The development of drip irrigation, the use of driplines underground in the plant root zone offers substantial advantages for permanent crops such as sugarcane, plantation crops, tree crops and certain types of landscaping. To be successful it requires special driplines and system installation and system maintenance and management. PIAL provides products, system design, supply & installation and maintenance & agronomic support for successful SDI installations.
Advantages of SDI
How SDI is Different from Surface Drip
The enemy of controlling water movement in soil is gravity which will always pull water downwards and eventually away from the root zone. The other force is capillary which moves water in all directions but which weakens when soil becomes saturated that is when all pore spaces are full of water. At that point, gravity takes over and moves water downwards. Applying water at the surface means that gravity has to be used to move water into the root zone and some oil will be saturated and deprived of oxygen which is not an ideal state. If water is applied right in the root zone, as in SDI, capillary action can be used to move water throughout the root zone. Irrigation can be stopped before the soil is saturated. Thus SDI works best with frequent but relatively small quantities of water. However, this also requires an accurate delivery system with correct emitter spacing for plant and soil types and each emitter delivering the same amount of water.

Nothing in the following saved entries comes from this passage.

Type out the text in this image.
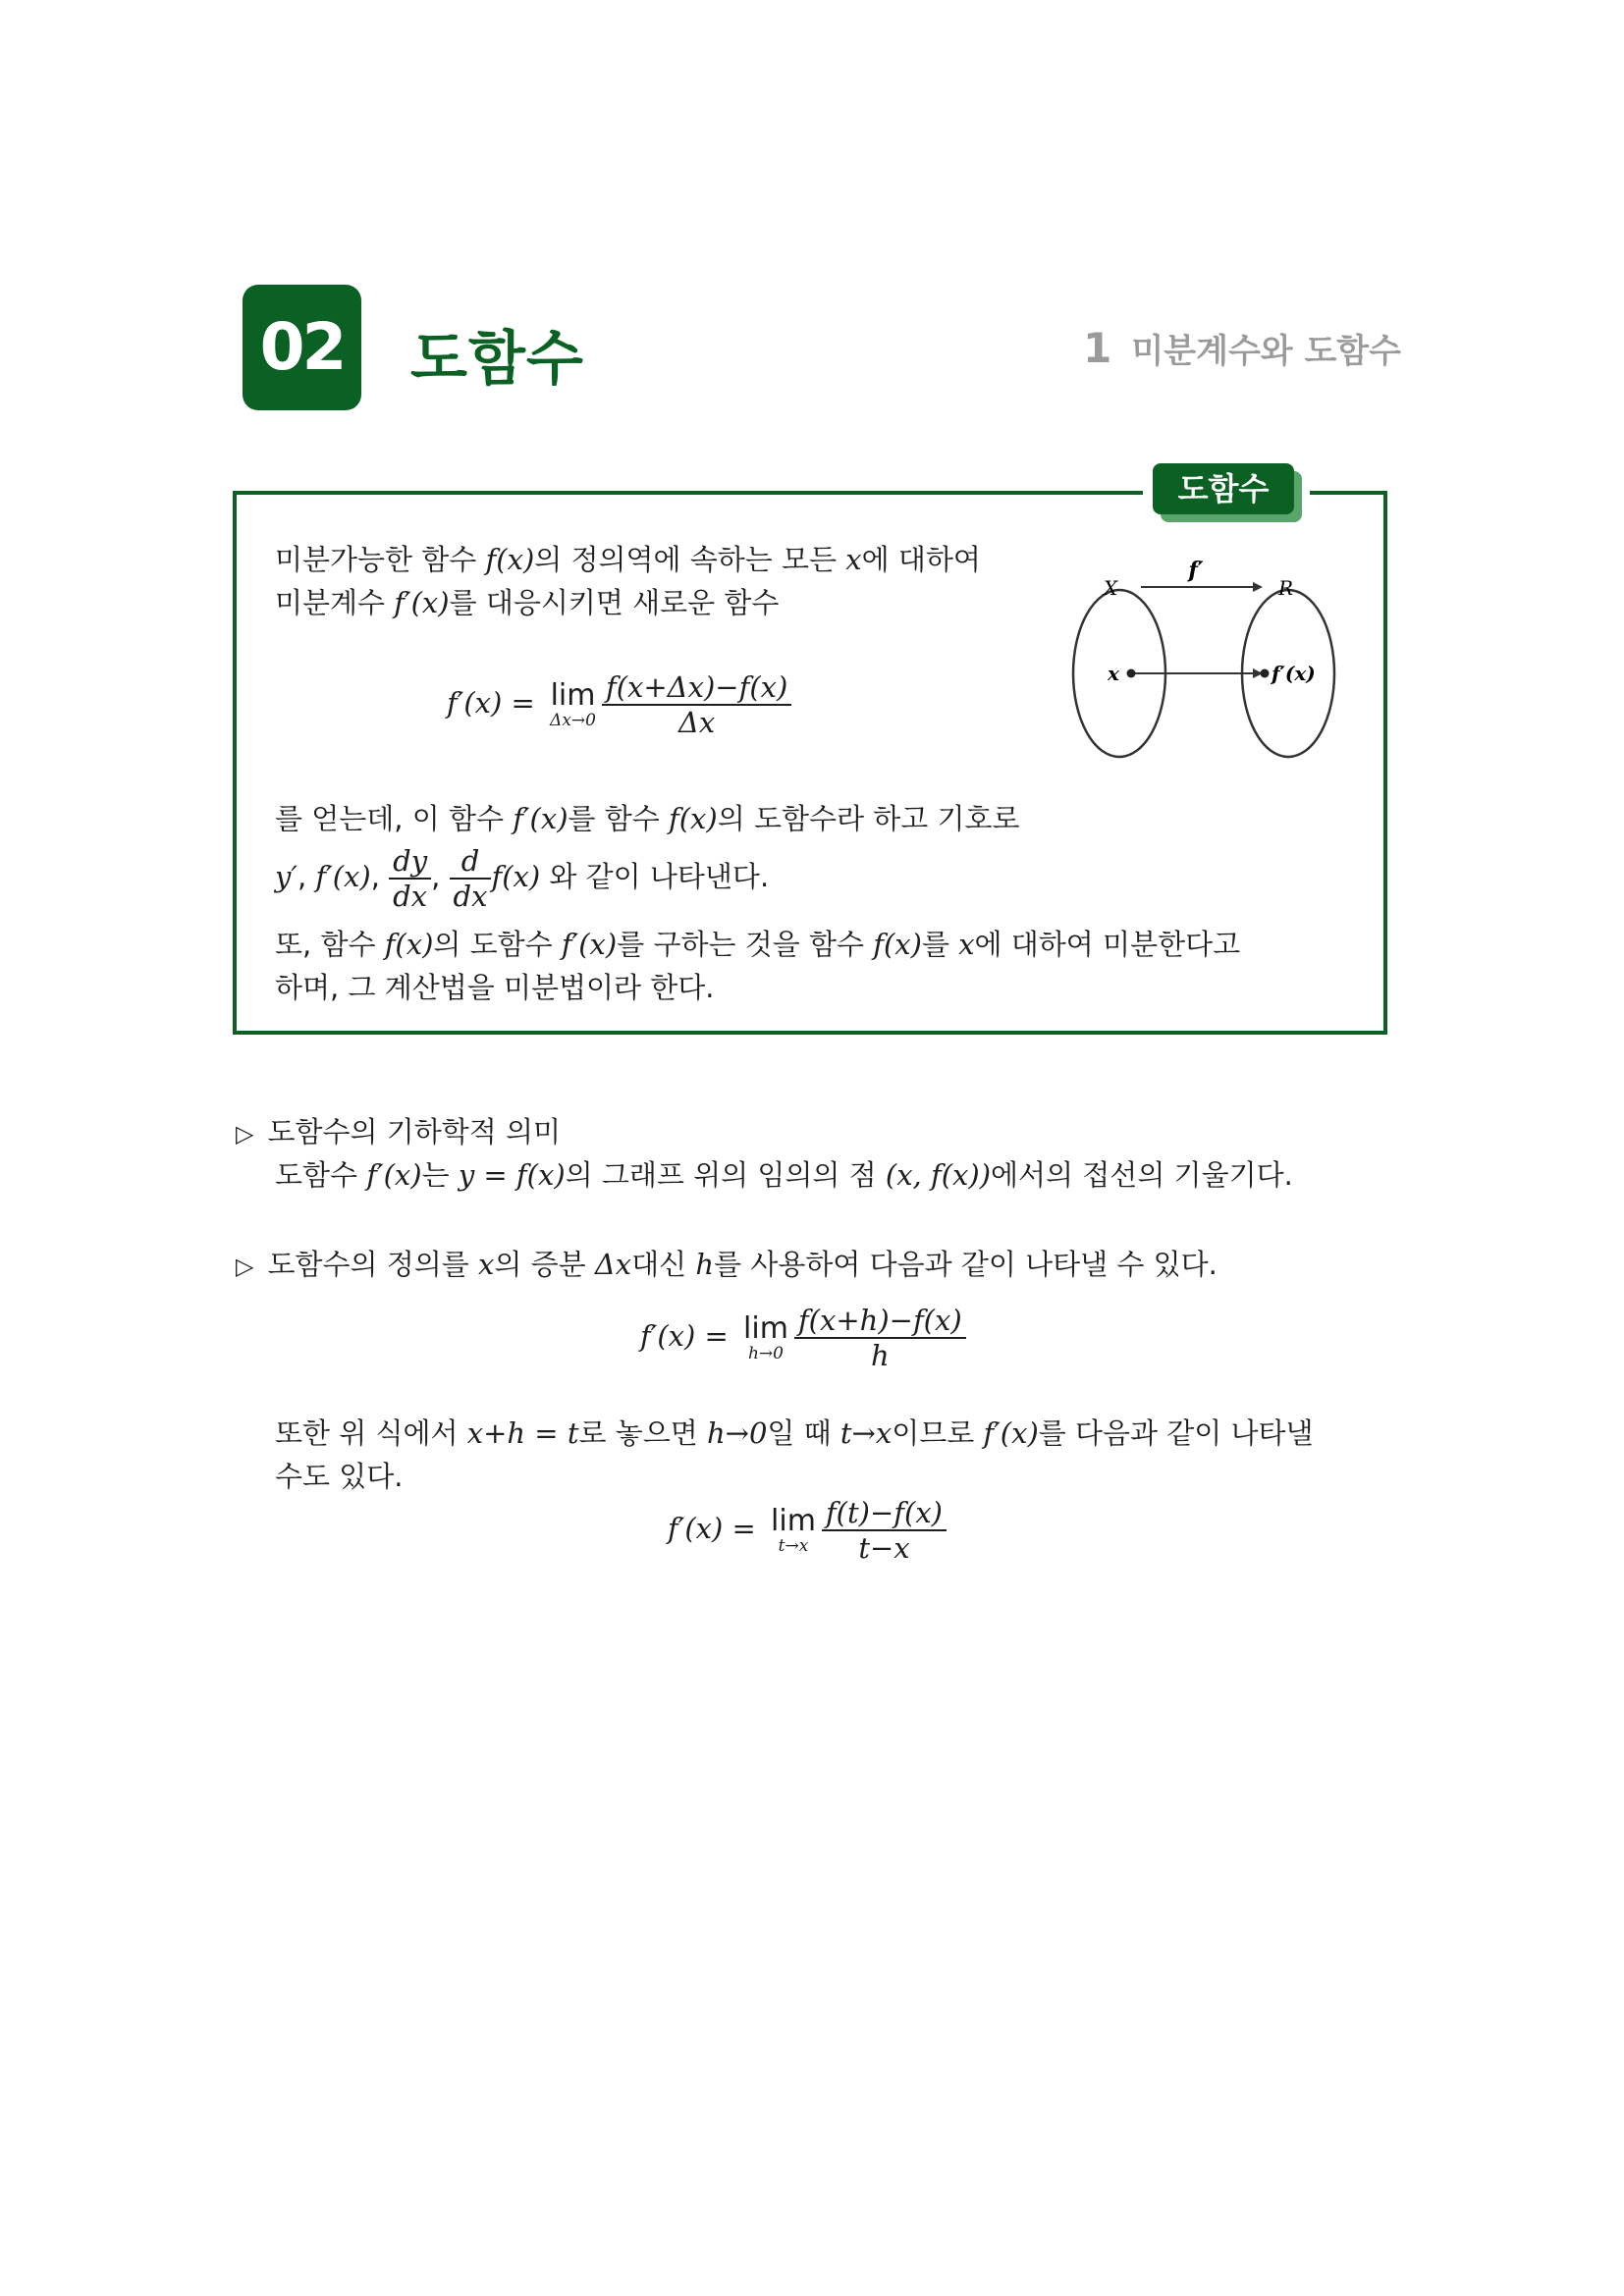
02 도함수	1 미분계수와 도함수
도함수
미분가능한 함수 f(x)의 정의역에 속하는 모든 x에 대하여
미분계수 f′(x)를 대응시키면 새로운 함수
f′(x) = lim
$\Delta x\to 0 \frac{f(x+\Delta x)-f(x)}{\Delta x}$
를 얻는데, 이 함수 f′(x)를 함수 f(x)의 도함수라 하고 기호로
y′, f′(x), $\frac{dy}{dx}$ , $\frac{d}{dx} f(x)$ 와 같이 나타낸다.
또, 함수 f(x)의 도함수 f′(x)를 구하는 것을 함수 f(x)를 x에 대하여 미분한다고
하며, 그 계산법을 미분법이라 한다.
f′
X	R
x	f′(x)
▷ 도함수의 기하학적 의미
도함수 f′(x)는 y = f(x)의 그래프 위의 임의의 점 (x, f(x))에서의 접선의 기울기다.
▷ 도함수의 정의를 x의 증분 Δx대신 h를 사용하여 다음과 같이 나타낼 수 있다.
f′(x) = lim
$h\to 0 \frac{f(x+h)-f(x)}{h}$
또한 위 식에서 x+h = t로 놓으면 h→0일 때 t→x이므로 f′(x)를 다음과 같이 나타낼
수도 있다.
f′(x) = lim
$t\to x \frac{f(t)-f(x)}{t-x}$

Water distribution 10 hours after 1 hour of watering:
System Design, Installation and Maintenance
Design of the SDI system will be provided by PIAL after a site inventory and survey which takes into account topography, soil type and strata, water source, quality and quantity, power availability, crop pattern, crop variety, climate, etc. Special to SDI are correct filter selection, air release/vacuum valve placement, dripline drain manifolds and chemical injection facility.
Driplines for some crops – certainly sugarcane, can be mechanically installed using a machine mounted on a tractor.
Maintenance involves regular filter cleaning or backflushing, acid and other chemical injection, regular field inspection and action in case of rodent or insect infestation. Root intrusion has to be controlled by product features and injection of a herbicide.